Presented By O'Reilly and Cloudera
Make Data Work
December 1–3, 2015 • Singapore

Apache Hadoop operations for production systems

Kathleen Ting (Cloudera), Jonathan Hsieh (Cloudera, Inc), Philip Langdale (Cloudera), Kostas Sakellis (Cloudera)
1:30pm–5:00pm Tuesday, 12/01/2015
Production-ready Hadoop
Location: 321-322 Level: Intermediate
Average rating: ***..
(3.62, 8 ratings)
Slides:   external link,   2-PDF 

Prerequisite Knowledge

- Basic knowledge of Hadoop platform - Knowledge of Linux command line - Laptop with internet access, web browser, and ssh client

Description

Hadoop is emerging as the standard for big data processing and analytics. However, as usage of Hadoop clusters grow, so do the demands of managing and monitoring these systems.

In this tutorial, attendees will get an overview of all phases of successfully managing Hadoop clusters, with an emphasis on production systems — from installation to configuration management, service monitoring, troubleshooting, and support integration.
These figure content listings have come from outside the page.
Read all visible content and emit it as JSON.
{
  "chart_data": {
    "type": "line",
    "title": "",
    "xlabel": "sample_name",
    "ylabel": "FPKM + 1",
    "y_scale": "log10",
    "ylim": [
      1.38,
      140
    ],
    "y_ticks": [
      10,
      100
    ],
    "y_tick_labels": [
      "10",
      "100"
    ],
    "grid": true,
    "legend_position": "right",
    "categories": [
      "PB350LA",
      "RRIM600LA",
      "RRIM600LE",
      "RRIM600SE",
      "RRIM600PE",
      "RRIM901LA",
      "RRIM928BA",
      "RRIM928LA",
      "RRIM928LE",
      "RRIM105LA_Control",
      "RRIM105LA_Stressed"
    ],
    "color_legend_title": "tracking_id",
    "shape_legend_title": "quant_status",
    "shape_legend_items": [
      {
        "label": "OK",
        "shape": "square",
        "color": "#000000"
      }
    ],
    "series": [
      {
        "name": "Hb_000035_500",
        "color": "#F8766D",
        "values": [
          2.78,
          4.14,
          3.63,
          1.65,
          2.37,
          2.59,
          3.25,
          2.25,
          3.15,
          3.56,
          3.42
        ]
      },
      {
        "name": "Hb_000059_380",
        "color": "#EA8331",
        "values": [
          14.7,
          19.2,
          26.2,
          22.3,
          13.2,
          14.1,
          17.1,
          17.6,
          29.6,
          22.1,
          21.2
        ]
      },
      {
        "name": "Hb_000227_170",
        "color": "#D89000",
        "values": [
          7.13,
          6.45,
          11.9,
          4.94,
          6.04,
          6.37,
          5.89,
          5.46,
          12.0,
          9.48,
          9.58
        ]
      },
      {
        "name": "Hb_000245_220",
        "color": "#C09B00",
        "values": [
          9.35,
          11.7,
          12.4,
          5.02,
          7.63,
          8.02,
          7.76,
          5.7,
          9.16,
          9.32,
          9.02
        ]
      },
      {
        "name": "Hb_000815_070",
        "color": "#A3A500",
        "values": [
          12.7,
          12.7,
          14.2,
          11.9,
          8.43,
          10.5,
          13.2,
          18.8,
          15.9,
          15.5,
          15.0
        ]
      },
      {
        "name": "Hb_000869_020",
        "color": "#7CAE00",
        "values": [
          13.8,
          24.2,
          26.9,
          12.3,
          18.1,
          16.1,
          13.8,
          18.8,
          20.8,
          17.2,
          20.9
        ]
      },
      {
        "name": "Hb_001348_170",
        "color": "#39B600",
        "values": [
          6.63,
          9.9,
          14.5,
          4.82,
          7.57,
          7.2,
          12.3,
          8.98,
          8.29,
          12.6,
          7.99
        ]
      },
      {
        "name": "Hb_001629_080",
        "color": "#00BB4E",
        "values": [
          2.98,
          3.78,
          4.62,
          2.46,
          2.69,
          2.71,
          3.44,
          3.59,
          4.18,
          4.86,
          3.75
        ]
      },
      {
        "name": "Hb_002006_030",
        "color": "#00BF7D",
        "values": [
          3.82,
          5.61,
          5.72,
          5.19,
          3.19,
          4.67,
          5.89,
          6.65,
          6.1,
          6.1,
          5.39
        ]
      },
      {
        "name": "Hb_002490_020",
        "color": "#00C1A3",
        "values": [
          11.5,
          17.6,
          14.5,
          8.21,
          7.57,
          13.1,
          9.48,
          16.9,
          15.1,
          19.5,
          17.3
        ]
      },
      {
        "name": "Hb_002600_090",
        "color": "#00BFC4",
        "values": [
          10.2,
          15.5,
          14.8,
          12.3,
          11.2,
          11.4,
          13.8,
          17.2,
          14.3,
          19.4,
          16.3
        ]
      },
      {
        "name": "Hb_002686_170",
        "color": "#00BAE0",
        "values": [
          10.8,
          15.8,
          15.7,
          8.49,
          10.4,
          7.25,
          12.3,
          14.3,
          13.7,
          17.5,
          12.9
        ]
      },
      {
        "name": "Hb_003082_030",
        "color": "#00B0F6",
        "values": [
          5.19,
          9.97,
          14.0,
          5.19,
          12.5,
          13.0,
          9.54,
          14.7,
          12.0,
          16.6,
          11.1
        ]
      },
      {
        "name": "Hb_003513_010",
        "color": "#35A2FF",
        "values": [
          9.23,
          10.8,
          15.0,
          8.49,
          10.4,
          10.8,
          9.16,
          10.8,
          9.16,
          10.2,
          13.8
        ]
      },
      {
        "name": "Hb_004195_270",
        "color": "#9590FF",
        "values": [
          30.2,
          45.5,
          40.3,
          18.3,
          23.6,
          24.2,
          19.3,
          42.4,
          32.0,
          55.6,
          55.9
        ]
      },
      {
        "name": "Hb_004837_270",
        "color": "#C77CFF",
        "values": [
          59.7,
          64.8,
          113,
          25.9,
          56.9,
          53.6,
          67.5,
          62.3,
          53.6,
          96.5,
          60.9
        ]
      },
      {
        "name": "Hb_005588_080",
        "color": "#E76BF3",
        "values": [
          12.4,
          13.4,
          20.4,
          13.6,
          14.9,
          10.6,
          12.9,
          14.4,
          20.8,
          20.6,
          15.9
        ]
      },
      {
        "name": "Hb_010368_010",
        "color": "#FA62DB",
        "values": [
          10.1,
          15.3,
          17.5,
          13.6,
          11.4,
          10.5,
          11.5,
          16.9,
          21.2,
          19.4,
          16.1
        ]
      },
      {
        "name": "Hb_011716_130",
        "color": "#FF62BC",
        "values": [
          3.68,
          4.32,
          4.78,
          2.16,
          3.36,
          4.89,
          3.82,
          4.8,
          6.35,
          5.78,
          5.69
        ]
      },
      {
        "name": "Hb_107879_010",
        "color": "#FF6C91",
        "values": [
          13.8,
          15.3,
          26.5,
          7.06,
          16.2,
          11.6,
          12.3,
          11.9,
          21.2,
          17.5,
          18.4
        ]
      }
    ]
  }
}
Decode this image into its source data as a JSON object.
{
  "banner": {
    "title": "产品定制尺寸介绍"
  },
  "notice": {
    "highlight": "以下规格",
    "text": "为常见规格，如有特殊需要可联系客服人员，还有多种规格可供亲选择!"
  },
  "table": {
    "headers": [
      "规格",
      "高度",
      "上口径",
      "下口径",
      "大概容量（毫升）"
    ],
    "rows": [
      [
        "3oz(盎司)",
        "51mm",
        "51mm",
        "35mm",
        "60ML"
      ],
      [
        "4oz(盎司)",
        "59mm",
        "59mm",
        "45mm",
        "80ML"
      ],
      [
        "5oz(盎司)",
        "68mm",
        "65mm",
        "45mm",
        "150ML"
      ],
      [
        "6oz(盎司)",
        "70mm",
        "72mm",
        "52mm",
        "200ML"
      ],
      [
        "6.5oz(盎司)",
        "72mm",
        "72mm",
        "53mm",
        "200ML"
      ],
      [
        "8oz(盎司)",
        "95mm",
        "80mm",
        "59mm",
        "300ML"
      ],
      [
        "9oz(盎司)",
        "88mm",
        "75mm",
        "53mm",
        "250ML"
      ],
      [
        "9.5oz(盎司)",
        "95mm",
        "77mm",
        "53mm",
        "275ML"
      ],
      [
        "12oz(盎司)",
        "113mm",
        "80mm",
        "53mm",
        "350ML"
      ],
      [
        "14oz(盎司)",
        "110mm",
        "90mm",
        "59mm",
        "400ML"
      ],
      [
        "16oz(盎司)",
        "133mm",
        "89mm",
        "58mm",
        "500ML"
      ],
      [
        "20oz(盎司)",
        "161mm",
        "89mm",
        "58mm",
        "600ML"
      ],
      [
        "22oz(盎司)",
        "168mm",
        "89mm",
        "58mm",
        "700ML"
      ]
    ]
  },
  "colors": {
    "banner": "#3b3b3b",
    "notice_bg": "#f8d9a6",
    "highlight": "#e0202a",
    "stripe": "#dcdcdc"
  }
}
We will review tooling capabilities and highlight the ones that have been most helpful to users, and share some of the lessons learned and best practices from users who depend on Hadoop as a business-critical system.

Agenda Topics:

  • Installation (hardware considerations, OS prerequisites, sanity testing, security considerations)
  • Configuration (mechanics, key configurations, resource management)
  • Troubleshooting (managing, troubleshooting, and debugging Hadoop clusters and applications)
    * Enterprise donsiderations (scaling, logs, failure testing)
Photo of Kathleen Ting

Kathleen Ting

Cloudera

Kathleen Ting is a technical account manager at Cloudera where she helps strategic customers deploy and use the Apache Hadoop ecosystem in production. She’s a frequent conference speaker, has contributed to several projects in the open source community, and is a committer and PMC member on Apache Sqoop. Kathleen is also a co-author of O’Reilly’s Apache Sqoop Cookbook.

Photo of Jonathan Hsieh

Jonathan Hsieh

Cloudera, Inc

Jonathan Hsieh is a software engineer at Cloudera. He is an Apache HBase committer, and Apache Flume founder.

Photo of Philip Langdale

Philip Langdale

Cloudera

Philip Langdale is the engineering lead for cloud at Cloudera. He joined the company as one of the first engineers building Cloudera Manager and served as an engineering lead for that project until moving to working on cloud products. Previously, Philip worked at VMware, developing various desktop virtualization technologies. Philip holds a bachelor’s degree with honors in electrical engineering from the University of Texas at Austin.

Kostas Sakellis

Cloudera

Kostas Sakellis is the lead and engineering manager of the Apache Spark team at Cloudera. Kostas holds a bachelor’s degree in computer science from the University of Waterloo, Canada.

Comments on this page are now closed.

Comments

Picture of Kathleen Ting
Kathleen Ting
12/01/2015 10:29pm +08

@Igor – thanks for your questions, which we’ll answer during today’s tutorial.

Picture of Kathleen Ting
Kathleen Ting
12/01/2015 10:27pm +08

Thanks for the interest and our Strata Singapore slides can be found here: http://tiny.cloudera.com/hadoop-ops-singapore-slides

Igor Nikolaev
11/27/2015 1:45am +08

How to monitor and deal with filling disks?

Igor Nikolaev
11/27/2015 1:44am +08

How to deal with under replicated and corrupted blocks?

Igor Nikolaev
11/27/2015 1:42am +08

What is a strategy of monitoring and replacing broken disks?

Igor Nikolaev
11/27/2015 1:32am +08

Is it a good idea to install Hive Server2 on all nodes?